Photo of Ian Pearson Ian Pearson Economic Secretary, HM Treasury

The amendment would delete proposed new subsection (1A) to section 45 of FSMA. That subsection has the purpose of continuing to allow the FSA to vary the permission of a firm to protect the consumers of a different firm. The FSA already has that power, as provided for by subsection (1C) of the existing section 45, so the proposed new subsection is not giving the FSA a completely new power. Instead the provision will extend protection to consumers of  unauthorised firms as well as of authorised firms. I want to explain to the Committee why we think that a good idea.

The provision needs to be stated explicitly in such a way mainly as a technical consequence of the drafting of the previous subsection, which extends section 45 to cover all the FSA’s objectives. A good example of why the power exists and needs to continue to exist is outsourcing. Sometimes a firm—let us call it firm A —outsources back-office functions to another authorised firm, firm B. In such a situation, firm B has a contractual relationship with firm A, but may have no contractual or other relationship with the customers of firm A. If firm A fails, it may be necessary for the FSA to impose requirements on firm B, to assist in the protection of the customers of firm A. The option is useful for the FSA to have at its disposal, and the motivation for the proposed new subsection is in maintaining that option.

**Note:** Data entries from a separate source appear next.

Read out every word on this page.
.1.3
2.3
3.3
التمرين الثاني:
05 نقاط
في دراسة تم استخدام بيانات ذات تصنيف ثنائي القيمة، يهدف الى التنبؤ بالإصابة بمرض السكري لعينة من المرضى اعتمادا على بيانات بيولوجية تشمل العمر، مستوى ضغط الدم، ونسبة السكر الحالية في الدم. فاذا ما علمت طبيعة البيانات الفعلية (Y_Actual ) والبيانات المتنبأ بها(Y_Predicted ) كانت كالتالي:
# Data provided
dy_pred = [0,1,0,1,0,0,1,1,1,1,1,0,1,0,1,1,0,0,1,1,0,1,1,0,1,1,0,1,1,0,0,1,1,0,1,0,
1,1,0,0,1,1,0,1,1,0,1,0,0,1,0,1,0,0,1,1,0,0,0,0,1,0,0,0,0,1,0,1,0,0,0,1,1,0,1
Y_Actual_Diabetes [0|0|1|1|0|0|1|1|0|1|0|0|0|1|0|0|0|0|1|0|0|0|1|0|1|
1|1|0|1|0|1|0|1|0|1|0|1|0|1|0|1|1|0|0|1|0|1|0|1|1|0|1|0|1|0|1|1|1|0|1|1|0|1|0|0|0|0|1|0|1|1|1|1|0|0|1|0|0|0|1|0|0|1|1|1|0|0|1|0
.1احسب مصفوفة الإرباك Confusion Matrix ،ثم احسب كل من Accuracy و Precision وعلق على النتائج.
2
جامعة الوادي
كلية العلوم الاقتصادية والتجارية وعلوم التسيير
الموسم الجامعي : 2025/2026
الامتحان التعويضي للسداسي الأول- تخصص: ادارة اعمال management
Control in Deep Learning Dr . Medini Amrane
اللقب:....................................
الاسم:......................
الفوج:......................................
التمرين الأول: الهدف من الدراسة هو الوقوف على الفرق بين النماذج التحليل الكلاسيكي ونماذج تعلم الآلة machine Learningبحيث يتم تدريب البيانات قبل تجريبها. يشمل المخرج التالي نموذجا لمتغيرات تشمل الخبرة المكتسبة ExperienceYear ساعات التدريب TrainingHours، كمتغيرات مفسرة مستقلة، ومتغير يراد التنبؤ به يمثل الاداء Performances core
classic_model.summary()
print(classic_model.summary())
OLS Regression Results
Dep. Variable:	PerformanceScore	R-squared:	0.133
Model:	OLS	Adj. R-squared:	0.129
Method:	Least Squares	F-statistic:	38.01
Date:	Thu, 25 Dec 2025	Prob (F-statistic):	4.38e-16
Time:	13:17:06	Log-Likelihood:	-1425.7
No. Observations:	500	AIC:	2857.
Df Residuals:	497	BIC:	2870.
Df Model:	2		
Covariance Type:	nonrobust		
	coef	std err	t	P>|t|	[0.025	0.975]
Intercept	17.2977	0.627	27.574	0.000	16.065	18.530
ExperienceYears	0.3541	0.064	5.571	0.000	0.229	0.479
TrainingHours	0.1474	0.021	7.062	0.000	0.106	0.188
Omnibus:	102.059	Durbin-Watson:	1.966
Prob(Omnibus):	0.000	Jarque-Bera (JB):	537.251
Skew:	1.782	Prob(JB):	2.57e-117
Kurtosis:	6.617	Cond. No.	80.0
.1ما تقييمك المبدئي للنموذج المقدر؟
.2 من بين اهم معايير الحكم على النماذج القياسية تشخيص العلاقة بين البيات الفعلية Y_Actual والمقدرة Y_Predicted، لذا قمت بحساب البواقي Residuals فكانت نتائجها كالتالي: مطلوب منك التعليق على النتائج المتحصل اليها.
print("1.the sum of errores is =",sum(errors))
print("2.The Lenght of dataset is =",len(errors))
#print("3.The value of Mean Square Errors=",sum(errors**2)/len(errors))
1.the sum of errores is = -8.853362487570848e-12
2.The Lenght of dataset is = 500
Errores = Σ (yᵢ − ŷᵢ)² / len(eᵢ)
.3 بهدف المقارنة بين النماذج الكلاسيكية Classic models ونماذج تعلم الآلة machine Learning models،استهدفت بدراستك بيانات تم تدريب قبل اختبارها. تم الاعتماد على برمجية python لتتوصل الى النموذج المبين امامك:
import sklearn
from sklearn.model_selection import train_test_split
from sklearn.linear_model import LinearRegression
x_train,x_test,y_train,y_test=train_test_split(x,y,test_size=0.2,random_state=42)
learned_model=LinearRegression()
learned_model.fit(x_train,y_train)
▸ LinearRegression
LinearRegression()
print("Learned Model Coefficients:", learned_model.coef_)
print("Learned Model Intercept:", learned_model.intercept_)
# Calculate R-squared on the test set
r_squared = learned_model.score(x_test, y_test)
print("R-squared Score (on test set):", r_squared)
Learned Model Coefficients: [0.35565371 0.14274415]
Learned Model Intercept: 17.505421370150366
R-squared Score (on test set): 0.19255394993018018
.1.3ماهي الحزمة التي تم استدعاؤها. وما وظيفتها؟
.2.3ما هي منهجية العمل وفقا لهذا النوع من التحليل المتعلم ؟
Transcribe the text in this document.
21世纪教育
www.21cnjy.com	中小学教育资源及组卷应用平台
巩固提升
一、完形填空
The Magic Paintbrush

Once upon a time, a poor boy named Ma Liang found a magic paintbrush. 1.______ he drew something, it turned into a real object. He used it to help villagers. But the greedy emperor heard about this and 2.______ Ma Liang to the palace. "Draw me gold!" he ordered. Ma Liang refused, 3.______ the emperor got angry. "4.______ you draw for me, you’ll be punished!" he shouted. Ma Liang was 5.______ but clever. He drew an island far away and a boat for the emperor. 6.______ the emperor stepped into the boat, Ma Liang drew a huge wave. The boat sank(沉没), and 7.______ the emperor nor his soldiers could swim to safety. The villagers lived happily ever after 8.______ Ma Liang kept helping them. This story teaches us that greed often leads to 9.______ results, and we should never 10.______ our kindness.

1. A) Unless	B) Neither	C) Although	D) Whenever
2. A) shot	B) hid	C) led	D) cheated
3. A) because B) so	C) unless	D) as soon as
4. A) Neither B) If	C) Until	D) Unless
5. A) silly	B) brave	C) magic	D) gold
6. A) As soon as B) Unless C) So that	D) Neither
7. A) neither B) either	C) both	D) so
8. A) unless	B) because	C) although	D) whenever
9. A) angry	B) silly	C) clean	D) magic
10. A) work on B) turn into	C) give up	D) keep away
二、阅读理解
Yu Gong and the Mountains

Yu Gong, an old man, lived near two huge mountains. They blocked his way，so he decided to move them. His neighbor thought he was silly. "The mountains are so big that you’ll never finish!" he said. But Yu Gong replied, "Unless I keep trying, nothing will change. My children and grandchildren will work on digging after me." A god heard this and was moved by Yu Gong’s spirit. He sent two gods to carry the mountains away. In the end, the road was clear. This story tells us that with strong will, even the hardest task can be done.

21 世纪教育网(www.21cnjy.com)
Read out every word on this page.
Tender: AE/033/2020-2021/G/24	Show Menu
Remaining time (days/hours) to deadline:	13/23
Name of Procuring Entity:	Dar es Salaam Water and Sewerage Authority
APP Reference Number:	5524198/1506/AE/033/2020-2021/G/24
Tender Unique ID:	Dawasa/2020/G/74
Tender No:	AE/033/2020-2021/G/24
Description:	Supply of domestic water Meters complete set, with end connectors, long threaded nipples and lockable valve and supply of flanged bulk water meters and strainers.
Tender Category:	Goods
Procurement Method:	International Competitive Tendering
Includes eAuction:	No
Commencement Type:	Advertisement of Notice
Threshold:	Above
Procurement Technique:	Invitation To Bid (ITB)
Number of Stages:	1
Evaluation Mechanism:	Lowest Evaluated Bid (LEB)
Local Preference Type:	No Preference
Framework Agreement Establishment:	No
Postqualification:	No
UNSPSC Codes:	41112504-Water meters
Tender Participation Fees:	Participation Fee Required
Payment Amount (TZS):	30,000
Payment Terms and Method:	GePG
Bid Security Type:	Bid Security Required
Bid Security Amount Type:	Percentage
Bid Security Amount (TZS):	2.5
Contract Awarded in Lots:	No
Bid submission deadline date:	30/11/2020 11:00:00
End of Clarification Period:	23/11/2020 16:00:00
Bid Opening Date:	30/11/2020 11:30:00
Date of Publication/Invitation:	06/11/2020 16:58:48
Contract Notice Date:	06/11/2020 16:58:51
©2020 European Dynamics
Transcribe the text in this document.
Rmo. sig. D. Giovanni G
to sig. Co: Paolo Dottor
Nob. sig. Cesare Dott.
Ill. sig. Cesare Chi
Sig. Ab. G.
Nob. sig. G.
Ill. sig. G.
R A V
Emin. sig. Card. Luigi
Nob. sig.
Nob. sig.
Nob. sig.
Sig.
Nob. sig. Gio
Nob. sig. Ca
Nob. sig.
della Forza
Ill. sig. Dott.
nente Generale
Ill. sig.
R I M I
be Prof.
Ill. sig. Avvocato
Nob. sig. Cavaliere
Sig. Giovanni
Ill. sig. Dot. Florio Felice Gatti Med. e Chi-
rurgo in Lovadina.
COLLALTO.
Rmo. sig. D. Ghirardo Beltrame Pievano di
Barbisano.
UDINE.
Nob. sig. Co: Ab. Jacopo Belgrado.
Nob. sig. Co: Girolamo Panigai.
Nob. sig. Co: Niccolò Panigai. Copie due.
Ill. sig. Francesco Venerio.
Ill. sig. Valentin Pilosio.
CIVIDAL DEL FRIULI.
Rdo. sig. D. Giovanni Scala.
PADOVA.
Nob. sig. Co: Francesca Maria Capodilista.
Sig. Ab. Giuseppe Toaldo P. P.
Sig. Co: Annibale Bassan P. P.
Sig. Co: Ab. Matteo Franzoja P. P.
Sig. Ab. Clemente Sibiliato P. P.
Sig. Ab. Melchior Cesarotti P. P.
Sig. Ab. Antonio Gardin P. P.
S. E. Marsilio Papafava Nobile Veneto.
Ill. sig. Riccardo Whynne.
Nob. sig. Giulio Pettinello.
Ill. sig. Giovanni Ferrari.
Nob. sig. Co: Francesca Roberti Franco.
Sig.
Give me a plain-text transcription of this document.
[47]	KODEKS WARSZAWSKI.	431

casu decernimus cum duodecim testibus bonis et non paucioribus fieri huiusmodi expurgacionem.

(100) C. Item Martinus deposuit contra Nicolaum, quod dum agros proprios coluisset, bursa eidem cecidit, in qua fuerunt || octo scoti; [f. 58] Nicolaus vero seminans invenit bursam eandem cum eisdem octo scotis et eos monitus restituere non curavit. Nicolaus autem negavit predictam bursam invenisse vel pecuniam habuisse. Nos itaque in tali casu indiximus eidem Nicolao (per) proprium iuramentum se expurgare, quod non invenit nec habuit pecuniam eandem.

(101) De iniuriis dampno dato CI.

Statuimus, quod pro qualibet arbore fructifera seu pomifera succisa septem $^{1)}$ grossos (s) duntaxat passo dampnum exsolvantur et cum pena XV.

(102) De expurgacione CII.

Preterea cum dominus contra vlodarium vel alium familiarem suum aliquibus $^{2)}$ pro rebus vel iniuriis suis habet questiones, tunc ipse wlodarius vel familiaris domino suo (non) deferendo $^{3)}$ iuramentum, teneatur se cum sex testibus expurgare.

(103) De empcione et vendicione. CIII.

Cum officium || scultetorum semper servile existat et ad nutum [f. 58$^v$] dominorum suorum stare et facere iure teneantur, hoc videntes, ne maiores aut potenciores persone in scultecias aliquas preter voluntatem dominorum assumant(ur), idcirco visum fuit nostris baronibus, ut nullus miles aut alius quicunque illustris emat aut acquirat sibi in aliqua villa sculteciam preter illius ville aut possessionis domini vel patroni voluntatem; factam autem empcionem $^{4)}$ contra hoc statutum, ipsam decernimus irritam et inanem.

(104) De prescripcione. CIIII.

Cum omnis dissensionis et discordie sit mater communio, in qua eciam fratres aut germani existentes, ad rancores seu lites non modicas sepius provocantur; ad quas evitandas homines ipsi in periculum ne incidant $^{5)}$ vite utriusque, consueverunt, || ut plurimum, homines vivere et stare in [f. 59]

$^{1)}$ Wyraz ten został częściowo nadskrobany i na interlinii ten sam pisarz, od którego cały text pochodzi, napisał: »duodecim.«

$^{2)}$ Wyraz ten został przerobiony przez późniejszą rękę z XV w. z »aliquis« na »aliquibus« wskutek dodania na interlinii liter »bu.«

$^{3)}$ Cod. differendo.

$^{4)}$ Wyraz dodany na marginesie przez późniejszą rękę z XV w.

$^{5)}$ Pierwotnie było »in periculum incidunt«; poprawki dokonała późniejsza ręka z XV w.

I want to stress that, of course, the FSA needs to use all its powers in a proportionate and reasonable manner. Although the proposed new subsection may appear very wide, I assure the Committee that it does not create an unrestrained power for the FSA that might be open to abuse. Indeed, I am not aware of any suggestion that the FSA has abused the power in the past, so the provision is very much more a technical consequence of the drafting of the previous subsection. I hope that the example is sufficiently realistic that the hon. Gentleman and others can appreciate why it is necessary.

Photo of Mark Hoban Mark Hoban Shadow Minister (Treasury) 3:00, 7 January 2010

I am grateful to the Minister for that explanation, and for the acknowledgement that the power appears rather broad. His example is helpful in illuminating how the power could be used in practice. With that reassurance, I beg to ask leave to withdraw the amendment.

Amendment, by leave, withdrawn.

Clause 7 ordered to stand part of the Bill.